Average Tax Refunds Are Running Higher Through Tax Day

Taxpayers are getting larger refunds so far this season, with IRS filing data through Tax Day, April 15, 2026, showing the average refund about 11.3% higher than at the same point in 2025. The jump matters because refunds are one of the few broad cash infusions many U.S. households receive each year, and the early-season data suggest more money is flowing back to filers even though the IRS has not identified a single driver.

What the IRS data show

Tax Day offers only a snapshot. The IRS updates filing-season statistics as returns are processed, so the average refund can move as more electronic filings clear and later filers enter the system. That makes the 11.3% gain a current reading, not a final count.

The average also conceals a wide spread. A small number of larger refunds can push the mean higher, while many taxpayers may see a much smaller check or no refund at all. The IRS headline number does not show the distribution behind it.

Why refunds can rise

A bigger average refund usually reflects how much was withheld from paychecks during the year, not a sudden windfall. Workers whose employers withheld too much, taxpayers who qualified for refundable credits, and households with changes in family status can all pull the average higher.
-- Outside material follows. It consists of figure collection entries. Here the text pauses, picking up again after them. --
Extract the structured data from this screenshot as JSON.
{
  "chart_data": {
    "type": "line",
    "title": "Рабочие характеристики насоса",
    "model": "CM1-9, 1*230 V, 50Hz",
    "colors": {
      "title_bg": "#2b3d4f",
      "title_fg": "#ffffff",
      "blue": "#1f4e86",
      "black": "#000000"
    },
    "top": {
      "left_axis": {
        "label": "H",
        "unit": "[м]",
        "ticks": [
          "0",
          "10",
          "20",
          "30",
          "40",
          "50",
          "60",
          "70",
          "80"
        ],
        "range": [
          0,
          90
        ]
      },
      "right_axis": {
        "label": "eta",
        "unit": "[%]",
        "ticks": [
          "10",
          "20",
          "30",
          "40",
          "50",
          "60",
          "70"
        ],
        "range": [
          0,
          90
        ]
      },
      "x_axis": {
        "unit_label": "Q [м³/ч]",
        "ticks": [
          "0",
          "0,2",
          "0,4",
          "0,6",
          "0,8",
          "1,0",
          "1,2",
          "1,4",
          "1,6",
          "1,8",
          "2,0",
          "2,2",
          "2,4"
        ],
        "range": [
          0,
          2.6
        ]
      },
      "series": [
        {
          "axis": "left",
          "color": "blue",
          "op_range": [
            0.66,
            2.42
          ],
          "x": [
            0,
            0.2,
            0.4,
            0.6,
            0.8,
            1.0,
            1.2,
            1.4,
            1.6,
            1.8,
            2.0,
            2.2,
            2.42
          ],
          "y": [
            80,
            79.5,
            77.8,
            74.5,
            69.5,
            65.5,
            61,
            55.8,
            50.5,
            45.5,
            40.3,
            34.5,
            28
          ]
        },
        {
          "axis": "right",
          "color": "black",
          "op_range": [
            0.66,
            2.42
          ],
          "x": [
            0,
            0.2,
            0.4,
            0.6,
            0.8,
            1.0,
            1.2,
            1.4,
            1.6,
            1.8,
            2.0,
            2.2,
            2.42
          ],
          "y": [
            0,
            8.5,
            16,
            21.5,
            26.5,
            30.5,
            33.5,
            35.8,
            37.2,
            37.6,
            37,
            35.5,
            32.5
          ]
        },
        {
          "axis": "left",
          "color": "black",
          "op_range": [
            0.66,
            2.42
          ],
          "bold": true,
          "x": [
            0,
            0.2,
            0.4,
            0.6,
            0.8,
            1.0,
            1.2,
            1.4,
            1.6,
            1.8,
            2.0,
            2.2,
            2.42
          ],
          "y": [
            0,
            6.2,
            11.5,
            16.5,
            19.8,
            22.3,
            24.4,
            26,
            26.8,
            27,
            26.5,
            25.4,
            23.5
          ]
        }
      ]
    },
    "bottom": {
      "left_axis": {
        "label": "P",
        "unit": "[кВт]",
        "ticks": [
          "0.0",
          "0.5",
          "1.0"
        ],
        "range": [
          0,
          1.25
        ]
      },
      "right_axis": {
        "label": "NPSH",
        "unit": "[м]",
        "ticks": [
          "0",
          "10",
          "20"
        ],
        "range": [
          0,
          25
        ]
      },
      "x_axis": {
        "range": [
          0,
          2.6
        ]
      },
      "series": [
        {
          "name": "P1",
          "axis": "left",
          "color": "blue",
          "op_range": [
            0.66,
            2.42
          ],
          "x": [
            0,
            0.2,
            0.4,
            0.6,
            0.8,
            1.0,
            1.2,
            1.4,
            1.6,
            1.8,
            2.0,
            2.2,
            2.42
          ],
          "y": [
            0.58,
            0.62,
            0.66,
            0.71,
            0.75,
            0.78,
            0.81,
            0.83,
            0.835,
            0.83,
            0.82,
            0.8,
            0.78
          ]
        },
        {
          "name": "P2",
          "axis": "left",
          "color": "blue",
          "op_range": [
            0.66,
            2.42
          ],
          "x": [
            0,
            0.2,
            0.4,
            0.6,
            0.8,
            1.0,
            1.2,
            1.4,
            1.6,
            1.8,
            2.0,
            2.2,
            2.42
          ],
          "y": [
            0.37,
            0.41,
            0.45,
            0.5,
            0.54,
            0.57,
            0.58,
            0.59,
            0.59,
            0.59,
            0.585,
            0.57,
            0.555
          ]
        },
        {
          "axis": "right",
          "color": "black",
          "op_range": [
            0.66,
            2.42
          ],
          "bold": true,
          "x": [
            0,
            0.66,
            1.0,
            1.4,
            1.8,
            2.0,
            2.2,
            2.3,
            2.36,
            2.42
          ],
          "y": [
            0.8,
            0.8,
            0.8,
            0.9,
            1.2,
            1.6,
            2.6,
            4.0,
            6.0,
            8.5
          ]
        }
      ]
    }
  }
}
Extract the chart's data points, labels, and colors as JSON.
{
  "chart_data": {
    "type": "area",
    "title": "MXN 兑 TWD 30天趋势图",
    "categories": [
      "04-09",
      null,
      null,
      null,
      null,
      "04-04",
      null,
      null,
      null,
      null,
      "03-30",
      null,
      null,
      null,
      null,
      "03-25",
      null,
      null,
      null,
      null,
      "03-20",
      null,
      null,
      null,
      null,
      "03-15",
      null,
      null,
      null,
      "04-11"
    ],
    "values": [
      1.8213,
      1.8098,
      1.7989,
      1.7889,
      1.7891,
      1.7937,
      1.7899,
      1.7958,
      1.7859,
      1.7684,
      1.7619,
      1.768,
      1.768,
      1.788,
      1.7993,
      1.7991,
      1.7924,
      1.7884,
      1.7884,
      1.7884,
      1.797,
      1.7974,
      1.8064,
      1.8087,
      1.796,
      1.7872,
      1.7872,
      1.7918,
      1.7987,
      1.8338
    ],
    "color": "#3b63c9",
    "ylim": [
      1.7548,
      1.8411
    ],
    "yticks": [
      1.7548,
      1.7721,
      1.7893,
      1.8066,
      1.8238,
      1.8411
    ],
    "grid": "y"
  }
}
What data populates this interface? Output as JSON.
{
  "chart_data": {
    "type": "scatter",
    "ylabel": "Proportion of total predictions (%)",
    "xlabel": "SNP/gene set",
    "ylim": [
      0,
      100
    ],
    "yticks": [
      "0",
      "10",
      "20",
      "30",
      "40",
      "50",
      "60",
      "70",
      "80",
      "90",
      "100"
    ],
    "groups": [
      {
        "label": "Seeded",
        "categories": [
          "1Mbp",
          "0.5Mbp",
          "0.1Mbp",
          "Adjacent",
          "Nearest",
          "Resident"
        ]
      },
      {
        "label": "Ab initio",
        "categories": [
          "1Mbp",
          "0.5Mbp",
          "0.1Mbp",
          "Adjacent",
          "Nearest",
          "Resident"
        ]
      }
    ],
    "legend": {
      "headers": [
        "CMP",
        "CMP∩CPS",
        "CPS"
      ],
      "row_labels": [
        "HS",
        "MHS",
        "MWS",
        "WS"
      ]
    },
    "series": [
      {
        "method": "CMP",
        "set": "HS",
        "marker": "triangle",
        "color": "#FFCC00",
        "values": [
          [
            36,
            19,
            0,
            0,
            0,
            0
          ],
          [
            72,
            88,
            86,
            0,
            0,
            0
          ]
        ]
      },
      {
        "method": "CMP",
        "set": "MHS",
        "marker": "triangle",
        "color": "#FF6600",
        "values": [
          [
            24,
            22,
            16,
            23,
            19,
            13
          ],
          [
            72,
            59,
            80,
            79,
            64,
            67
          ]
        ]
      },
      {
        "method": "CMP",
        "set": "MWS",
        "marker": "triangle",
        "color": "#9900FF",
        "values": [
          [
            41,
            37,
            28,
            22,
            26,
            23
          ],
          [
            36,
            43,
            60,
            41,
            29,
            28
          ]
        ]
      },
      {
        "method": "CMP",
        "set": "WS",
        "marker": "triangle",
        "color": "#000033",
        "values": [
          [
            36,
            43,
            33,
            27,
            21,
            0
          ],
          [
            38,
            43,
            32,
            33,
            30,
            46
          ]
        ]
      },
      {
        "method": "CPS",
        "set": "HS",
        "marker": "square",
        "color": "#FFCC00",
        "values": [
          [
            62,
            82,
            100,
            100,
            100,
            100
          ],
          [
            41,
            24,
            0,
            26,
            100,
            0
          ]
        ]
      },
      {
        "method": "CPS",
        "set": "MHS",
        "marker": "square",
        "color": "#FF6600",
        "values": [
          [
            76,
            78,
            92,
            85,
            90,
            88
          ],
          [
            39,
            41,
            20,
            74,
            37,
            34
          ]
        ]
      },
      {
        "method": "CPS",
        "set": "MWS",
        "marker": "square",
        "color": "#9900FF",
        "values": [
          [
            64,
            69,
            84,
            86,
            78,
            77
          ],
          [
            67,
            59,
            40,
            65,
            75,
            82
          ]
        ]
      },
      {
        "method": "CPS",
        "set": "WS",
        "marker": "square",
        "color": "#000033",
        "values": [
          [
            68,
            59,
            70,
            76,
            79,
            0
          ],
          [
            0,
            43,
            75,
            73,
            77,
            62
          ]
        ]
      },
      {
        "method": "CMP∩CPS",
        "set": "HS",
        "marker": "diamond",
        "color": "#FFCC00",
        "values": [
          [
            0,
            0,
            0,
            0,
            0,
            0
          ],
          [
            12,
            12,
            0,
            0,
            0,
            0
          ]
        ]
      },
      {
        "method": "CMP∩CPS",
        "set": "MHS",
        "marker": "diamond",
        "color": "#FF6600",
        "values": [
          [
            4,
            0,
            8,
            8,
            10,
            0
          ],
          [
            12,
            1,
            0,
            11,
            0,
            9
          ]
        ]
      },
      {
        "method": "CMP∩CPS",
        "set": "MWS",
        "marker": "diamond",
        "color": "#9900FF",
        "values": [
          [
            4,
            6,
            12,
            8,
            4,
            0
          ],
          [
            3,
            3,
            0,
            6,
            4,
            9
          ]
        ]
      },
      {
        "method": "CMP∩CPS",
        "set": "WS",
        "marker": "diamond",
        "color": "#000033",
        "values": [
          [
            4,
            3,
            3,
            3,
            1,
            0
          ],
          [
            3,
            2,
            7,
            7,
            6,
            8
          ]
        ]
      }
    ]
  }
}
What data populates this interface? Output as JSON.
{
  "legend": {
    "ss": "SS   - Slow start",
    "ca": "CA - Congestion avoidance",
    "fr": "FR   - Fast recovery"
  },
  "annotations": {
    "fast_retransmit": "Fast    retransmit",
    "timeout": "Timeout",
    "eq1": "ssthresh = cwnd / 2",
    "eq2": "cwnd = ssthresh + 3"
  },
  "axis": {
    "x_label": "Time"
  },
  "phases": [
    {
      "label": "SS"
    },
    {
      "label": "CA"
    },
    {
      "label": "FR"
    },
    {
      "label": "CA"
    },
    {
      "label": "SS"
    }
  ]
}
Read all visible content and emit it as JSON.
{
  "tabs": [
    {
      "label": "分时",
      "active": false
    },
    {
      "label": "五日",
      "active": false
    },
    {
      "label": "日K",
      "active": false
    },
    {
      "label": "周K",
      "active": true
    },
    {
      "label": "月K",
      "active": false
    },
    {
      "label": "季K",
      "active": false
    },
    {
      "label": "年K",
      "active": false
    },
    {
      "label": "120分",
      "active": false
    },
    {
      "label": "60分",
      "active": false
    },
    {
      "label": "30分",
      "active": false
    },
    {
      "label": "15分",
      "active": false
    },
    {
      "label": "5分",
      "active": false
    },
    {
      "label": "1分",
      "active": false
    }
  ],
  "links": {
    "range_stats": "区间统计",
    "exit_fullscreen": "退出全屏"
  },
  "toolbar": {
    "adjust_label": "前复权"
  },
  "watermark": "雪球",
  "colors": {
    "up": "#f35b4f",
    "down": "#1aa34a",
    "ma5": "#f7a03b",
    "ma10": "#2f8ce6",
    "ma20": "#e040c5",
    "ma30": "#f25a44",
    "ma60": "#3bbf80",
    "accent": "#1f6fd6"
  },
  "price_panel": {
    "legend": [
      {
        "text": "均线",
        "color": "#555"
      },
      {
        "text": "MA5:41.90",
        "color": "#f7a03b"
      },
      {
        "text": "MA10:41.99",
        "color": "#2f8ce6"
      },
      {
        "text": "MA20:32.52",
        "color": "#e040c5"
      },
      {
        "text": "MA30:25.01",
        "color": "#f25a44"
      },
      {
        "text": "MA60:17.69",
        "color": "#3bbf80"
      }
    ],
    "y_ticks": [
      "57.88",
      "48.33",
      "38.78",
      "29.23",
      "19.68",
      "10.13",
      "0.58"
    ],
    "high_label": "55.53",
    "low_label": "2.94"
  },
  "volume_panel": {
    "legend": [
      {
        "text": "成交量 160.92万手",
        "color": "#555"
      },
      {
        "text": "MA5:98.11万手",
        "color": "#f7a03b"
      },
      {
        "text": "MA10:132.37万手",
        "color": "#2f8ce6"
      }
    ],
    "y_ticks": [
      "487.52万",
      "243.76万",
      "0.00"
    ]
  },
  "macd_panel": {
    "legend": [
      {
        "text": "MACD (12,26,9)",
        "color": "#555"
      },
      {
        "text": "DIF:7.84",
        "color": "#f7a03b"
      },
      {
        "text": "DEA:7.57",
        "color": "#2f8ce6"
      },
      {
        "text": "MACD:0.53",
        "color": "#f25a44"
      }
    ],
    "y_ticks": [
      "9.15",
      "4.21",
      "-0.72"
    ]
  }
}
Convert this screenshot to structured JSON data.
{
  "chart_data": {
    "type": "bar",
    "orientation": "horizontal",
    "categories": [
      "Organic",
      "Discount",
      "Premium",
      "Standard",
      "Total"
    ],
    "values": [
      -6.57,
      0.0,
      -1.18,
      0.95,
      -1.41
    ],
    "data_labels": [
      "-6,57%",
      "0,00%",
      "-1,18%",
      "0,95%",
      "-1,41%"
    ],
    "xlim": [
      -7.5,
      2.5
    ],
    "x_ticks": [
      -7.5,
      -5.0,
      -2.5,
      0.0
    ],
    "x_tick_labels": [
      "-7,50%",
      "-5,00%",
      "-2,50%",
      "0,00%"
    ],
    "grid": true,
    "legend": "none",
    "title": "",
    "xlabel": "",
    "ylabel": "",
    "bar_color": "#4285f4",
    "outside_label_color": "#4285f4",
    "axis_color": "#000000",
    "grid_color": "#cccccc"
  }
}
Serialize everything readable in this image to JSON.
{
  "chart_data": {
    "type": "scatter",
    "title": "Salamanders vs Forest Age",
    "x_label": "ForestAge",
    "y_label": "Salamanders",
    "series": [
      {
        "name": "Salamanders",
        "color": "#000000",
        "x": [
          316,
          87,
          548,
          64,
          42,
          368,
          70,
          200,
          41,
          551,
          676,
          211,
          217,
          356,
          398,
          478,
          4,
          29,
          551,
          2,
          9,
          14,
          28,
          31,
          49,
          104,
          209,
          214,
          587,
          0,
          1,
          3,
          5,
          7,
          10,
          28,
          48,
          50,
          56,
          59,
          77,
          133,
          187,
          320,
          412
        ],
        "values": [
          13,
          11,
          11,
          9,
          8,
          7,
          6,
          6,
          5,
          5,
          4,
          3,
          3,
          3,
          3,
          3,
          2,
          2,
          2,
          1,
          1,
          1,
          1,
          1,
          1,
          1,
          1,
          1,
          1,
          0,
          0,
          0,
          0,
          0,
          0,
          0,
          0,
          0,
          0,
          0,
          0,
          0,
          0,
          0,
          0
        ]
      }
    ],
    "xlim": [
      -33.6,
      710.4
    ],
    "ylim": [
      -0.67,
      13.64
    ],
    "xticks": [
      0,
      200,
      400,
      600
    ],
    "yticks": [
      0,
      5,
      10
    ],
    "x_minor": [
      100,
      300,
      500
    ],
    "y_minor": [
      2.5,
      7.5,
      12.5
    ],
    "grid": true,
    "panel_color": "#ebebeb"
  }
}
Inflation adjustments, income shifts, and job changes can also affect withholding patterns from one year to the next. The IRS data through Tax Day do not break out those causes, so the best reading is that refund results are running ahead of last year without a clear single explanation in the filing-season totals.

Why the number matters for households

For many families, a refund functions as a budget reset. Federal Reserve household surveys have repeatedly shown that many Americans have limited emergency savings, which helps explain why refund money often goes toward rent, utility bills, car repairs, debt repayment, or short-term savings.

That makes the timing important. A larger refund can briefly ease pressure on household cash flow, especially for lower- and middle-income filers, but it also means less money was available during the year through regular paychecks. In other words, the gain can look like progress in April while masking overwithholding earlier in the year.

What experts watch in refund season

Tax professionals usually warn against reading too much into the average alone. Refund season is shaped by who files early, who uses direct deposit, and which returns are still waiting to be processed, so the mix of taxpayers can change the number quickly.

Experts also point out that a refund is not the same as extra income. It is the return of money already sent to the government, which is why the IRS continues to encourage taxpayers to review withholding after major life changes such as marriage, divorce, a new child, or a new job.

Implications and what to watch next

The next IRS updates will show whether the 11.3% increase holds as the filing season closes or narrows once late returns are added. The size of the average refund, the speed of direct deposit payments, and the share of electronically filed returns will all help determine whether this is a durable trend or just a point-in-time reading.

If the higher average persists, households could get a modest boost to spending and savings in the weeks after Tax Day, and retailers may see some benefit from the extra cash. If the average slips back toward last year’s level, the current gain will look more like a season-specific spike than a broader change in tax outcomes, which is why the final IRS totals will matter more than the early headline.